Terecht dus dat het Groninger Museum een expositie samenstelde
rond deze narren van de mode. Het label Bernhard Willhelm is geliefd bij curatoren
en daarom regelmatig te zien op exposities. Het Antwerpse modemuseum Moma (dat
dankzij een schenking inmiddels vrijwel het complete archief van Bernard
Willhelm beheert) exposeerde twee jaar geleden Het Totaal Rappel, een overweldigende overzichtstentoonstelling vormgegeven
in pretentieloze verhaaltjes in een rommelige setting. In Groningen draait het meer
om de kleding dan de sfeer, maar de expositie is gelukkig hier en daar ook lekker
aanstootgevend. Zo kun je een man – geïnspireerd op de Franse pornoster François
Sagat – die gekleed in een kreukelig gouden jasje zijn forse edele deel in de
uitlaat van een autowrak steekt wel noemen. Het hoofd van de opgewonden pop is een
afgietsel van een stoere Griekse god. Alle poppen hebben hoofden van klassieke
beelden, wat de opstelling spannend en absurd maakt,  maar ook de grenzen tussen kunst en mode onderzoekt.

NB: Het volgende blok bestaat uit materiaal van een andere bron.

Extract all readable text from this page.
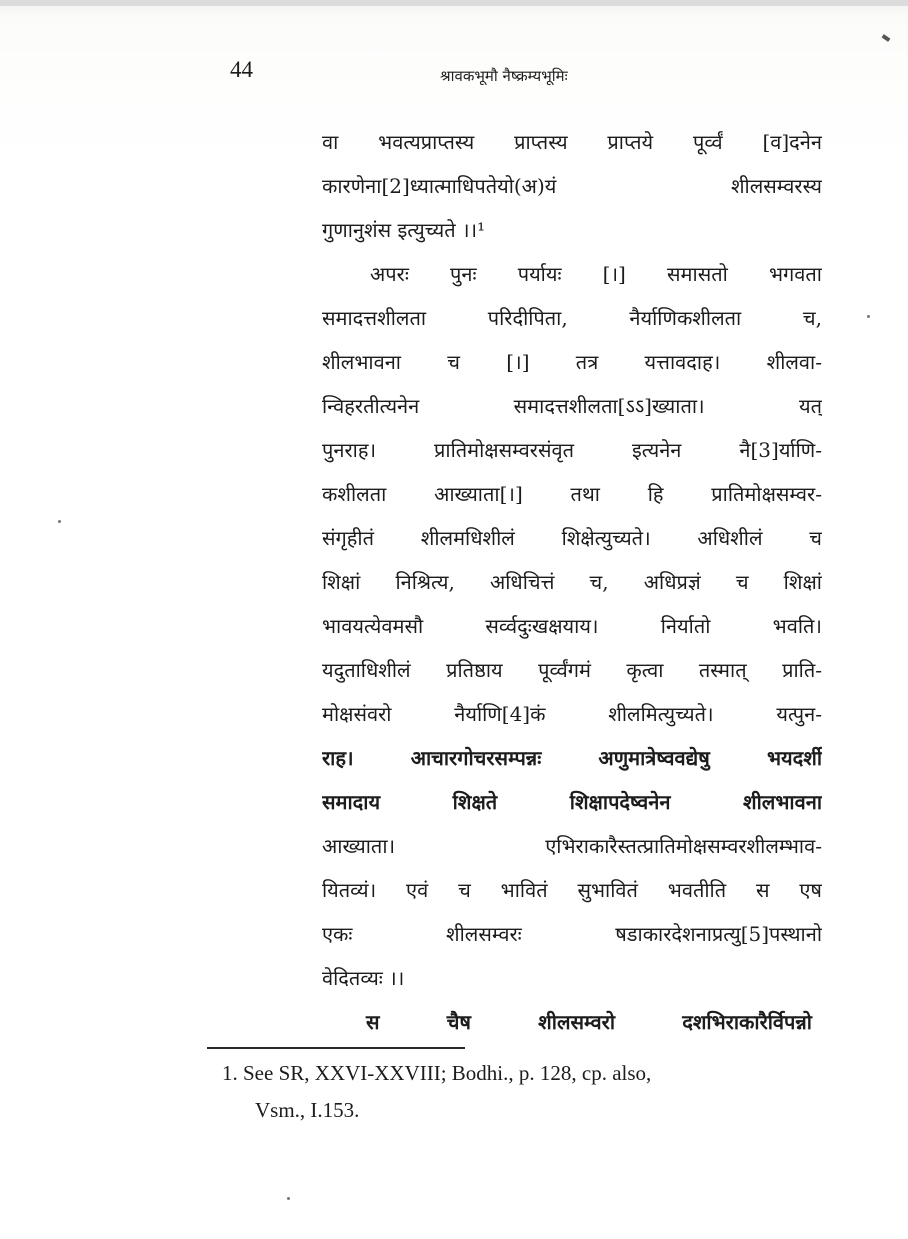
44	श्रावकभूमौ नैष्क्रम्यभूमिः
वा भवत्यप्राप्तस्य प्राप्तस्य प्राप्तये पूर्व्वं [व]दनेन
कारणेना[2]ध्यात्माधिपतेयो(अ)यं शीलसम्वरस्य
गुणानुशंस इत्युच्यते ।।¹
अपरः पुनः पर्यायः [।] समासतो भगवता
समादत्तशीलता परिदीपिता, नैर्याणिकशीलता च,
शीलभावना च [।] तत्र यत्तावदाह। शीलवा-
न्विहरतीत्यनेन समादत्तशीलता[ऽऽ]ख्याता। यत्
पुनराह। प्रातिमोक्षसम्वरसंवृत इत्यनेन नै[3]र्याणि-
कशीलता आख्याता[।] तथा हि प्रातिमोक्षसम्वर-
संगृहीतं शीलमधिशीलं शिक्षेत्युच्यते। अधिशीलं च
शिक्षां निश्रित्य, अधिचित्तं च, अधिप्रज्ञं च शिक्षां
भावयत्येवमसौ सर्व्वदुःखक्षयाय। निर्यातो भवति।
यदुताधिशीलं प्रतिष्ठाय पूर्व्वंगमं कृत्वा तस्मात् प्राति-
मोक्षसंवरो नैर्याणि[4]कं शीलमित्युच्यते। यत्पुन-
राह। आचारगोचरसम्पन्नः अणुमात्रेष्ववद्येषु भयदर्शी
समादाय शिक्षते शिक्षापदेष्वनेन शीलभावना
आख्याता। एभिराकारैस्तत्प्रातिमोक्षसम्वरशीलम्भाव-
यितव्यं। एवं च भावितं सुभावितं भवतीति स एष
एकः शीलसम्वरः षडाकारदेशनाप्रत्यु[5]पस्थानो
वेदितव्यः ।।
स चैष शीलसम्वरो दशभिराकारैर्विपन्नो
1. See SR, XXVI-XXVIII; Bodhi., p. 128, cp. also,
Vsm., I.153.
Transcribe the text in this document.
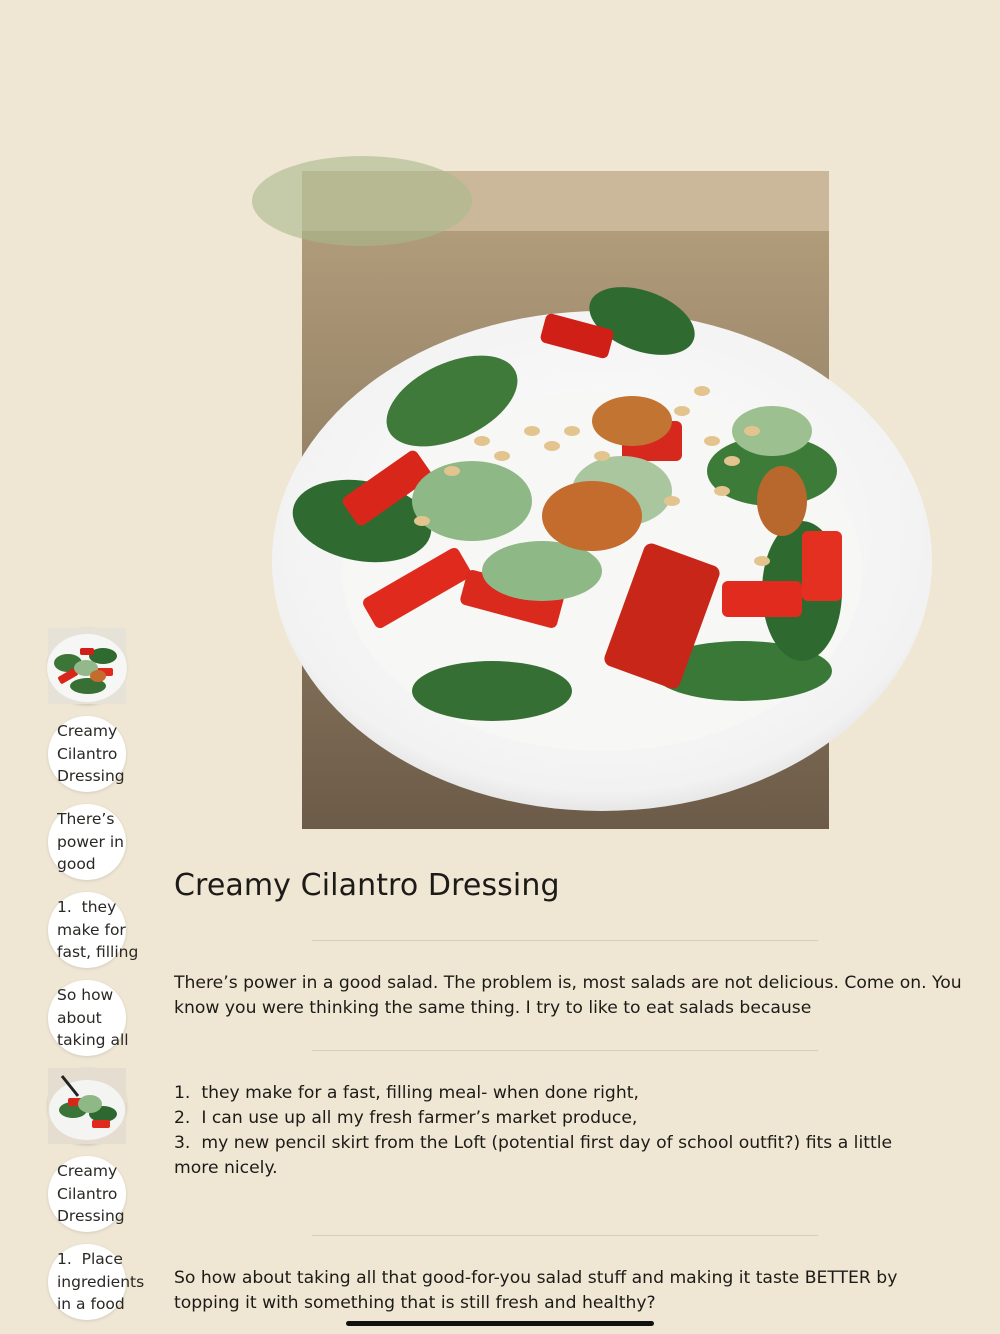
Creamy
Cilantro
Dressing
There’s
power in
good
1.  they
make for
fast, filling
So how
about
taking all
Creamy
Cilantro
Dressing
1.  Place
ingredients
in a food
Creamy Cilantro Dressing
There’s power in a good salad. The problem is, most salads are not delicious. Come on. You know you were thinking the same thing. I try to like to eat salads because
1.  they make for a fast, filling meal- when done right,
2.  I can use up all my fresh farmer’s market produce,
3.  my new pencil skirt from the Loft (potential first day of school outfit?) fits a little
more nicely.
So how about taking all that good-for-you salad stuff and making it taste BETTER by topping it with something that is still fresh and healthy?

Bernhard Willhelm en Jutta Kraus braken tien jaar geleden internationaal
door met een kinderlijke beeldtaal – dinosaurussen, paddestoelen, bloemen. Handwerktechnieken
als vervilten, breien en borduren pasten ze al toe voordat die een trend werden
in design en mode.

De expositie laat zien dat Bernhard Willhelm en Jutta Kraus hun
huidige werk – met name de vrouwencollecties – ruimtelijker en zwieriger zijn vormgeven
dan in het begin.  Kneuterig, arbeidsintensief
handwerk is vervangen door prints en de hippieachtige ‘tie & dye’-verftechniek.
Onveranderd is Bernhard Willhelms obsessie voor het goed gevulde mannenkruis. Hij
ziet zijn mannen het liefst in erotische en met kinderlijk genot ontworpen
speelpakjes. Al doen de man en de uitlaat anders vermoeden, plat of pikant is
het nooit.

EERDER GEPUBLICEERD IN NRC HANDELSBLAD EN NRC NEXT

Tentoonstelling Bernhard Willhelm & Jutta Kraus. Groninger
Museum, t/m 11 april, di-zo 10-17, vr 10-22 uur. Inl: www.groningermuseum.nl

Gerelateerde Artikelen:


Reageren is niet (meer) mogelijk.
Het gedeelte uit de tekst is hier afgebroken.